The modern specialist lending sector is big business. In 2005 it advanced £36.1 billion worth of loans in what was its most successful year to date, according to analyst Datamonitor. And while figures are not in for 2006, the influx of new lenders are testament to the continuing growth of the market and we can expect this year to be another record-breaker. There are currently 9.1 million households in the UK that are classed as ‘non-standard’ (including adverse credit and self-cert but not buy-to-let) and Datamonitor predicts that by 2010 this will have grown to 9.42 million people, accounting for more than a quarter of the country’s adult population.

A real success story

It is clear that specialist lending has undergone quite a transformation in recent years, considering that just over a decade ago it was a small niche sector on the edge of mortgage industry, often referred to as sub-prime and handled by only a few brokers.

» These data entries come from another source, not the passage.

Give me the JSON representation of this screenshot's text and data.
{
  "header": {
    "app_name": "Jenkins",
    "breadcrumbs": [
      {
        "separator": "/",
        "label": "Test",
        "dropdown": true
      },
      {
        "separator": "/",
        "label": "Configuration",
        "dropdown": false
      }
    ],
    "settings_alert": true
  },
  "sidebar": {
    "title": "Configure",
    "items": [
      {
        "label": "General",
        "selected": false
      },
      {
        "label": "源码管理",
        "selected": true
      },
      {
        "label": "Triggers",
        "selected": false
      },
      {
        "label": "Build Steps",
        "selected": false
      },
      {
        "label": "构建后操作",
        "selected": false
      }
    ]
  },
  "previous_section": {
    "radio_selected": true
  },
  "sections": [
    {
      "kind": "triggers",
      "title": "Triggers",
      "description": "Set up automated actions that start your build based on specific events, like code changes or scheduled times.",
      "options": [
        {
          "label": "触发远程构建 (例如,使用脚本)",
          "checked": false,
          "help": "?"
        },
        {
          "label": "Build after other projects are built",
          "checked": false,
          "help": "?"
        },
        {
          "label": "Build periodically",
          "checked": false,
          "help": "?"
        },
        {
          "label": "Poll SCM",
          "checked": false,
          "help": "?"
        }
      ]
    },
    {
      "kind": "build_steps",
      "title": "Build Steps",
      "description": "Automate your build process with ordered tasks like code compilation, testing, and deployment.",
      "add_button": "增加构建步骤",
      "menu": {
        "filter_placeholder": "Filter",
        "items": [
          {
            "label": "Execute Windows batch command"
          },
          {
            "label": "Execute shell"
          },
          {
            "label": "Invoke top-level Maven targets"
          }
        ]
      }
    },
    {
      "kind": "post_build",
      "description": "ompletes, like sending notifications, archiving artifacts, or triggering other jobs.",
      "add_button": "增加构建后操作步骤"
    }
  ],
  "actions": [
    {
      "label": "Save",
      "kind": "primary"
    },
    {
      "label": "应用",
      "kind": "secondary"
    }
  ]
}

In fact the specialist sector has become the success story of the mortgage industry.

In 2003/2004 non-standard lending grew by 9.3 per cent compared with 3.4 per cent growth in the mainstream sector. By 2004/2005 specialist growth had slowed to 1.8 per cent, but the mainstream sector actually recorded a 5.3 per cent drop in mortgage business. Of course 2004/05 was a tough period, but it was largely the specialist sector that kept the market in positive growth figures.

This not only proves that the demand for non-standard mortgage products is on the up, it also shows that the traditional balance between mainstream customers and specialist borrowers is shifting. In short, a growing number of people need home loans that have been designed to meet their specific personal circumstances and financial needs.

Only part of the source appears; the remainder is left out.